海外製品の品質というと精度のことを気にされるお客様が大半ですが、かえって精度については、調整するポイントが決まっているので、作業する側にとっては楽なのです。精度チェックに比べて、諸々の不具合箇所を見つけ出す作業の方がはるかに骨が折れます。そして、私たちの能力の限界を感じることもあります。なぜなら、いわゆる不具合部分の中には、ある程度使用しないと発覚しない類のものが少なからず潜んでいるからです。目視チェックや動作確認では全く問題なさそうでも、お客様サイドで使い始めて間もなく、破損した部品がありました。一見、なんでもない部品だと思っていたので、何故破損したのか、首を傾げてしまいましたが、破損部品を回収して、よくよく調べてみると、海外メーカーがコストを削減するために密かに材質を変更していたことがわかりました。

こうした事例は過去を振り返れば、山ほどあります。でも、あまりにも多岐にわたっている上、スタッフ一人ひとりが日常業務に追われているので、これらの情報を工場内で十分に共有するのは至難の業です。出荷前検査で使用される機種別の検査表にも、過去に発生したクレーム、トラブル、不適合品情報が反映されていますが、それだけでは説明し尽くせない技術的な情報やノウハウがあるものです。
そこで、札幌工場では、毎回テーマや機種を決めて、社内で勉強会を開くようにしています。同じ機種でも、2年位前に整備したものと、最近のものでは不具合箇所や目を光らせるべき部分が変わってきています。

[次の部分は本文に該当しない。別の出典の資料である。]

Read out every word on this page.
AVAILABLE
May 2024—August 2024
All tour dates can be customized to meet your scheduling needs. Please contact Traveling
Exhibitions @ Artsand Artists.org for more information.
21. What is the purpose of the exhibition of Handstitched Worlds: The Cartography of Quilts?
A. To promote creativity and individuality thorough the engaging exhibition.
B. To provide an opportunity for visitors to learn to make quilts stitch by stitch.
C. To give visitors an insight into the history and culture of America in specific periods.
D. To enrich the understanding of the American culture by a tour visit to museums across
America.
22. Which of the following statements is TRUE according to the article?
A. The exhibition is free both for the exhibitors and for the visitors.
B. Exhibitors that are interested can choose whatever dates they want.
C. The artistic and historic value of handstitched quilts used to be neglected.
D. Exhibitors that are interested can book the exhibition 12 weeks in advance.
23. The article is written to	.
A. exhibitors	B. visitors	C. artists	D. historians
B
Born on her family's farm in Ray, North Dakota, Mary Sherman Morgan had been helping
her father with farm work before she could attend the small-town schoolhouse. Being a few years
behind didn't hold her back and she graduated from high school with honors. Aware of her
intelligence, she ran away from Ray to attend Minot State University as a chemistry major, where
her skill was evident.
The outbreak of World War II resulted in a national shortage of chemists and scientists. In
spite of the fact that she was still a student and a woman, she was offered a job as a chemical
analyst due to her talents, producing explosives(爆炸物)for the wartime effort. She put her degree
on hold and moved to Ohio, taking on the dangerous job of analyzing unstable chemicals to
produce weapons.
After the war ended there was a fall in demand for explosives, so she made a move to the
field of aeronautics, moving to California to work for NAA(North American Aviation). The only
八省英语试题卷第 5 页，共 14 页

最新の不適合品情報、お客様からの苦情・トラブル情報、各種のご意見などを踏まえて、整備・調整をどのように実施するか話し合っています。

今日も、箱を開けたばかりで、全く未整備の旋盤を題材に、意見をぶつけ合い、今後の整備方針を決めました。内容によっては、検査表も改訂する必要があります。日々、こうした努力を重ね、少しでもよい状態にして、お客様に機械をお届けしたいと思っていますが、海外製品の品質のばらつきが激しいので、苦労の連続です。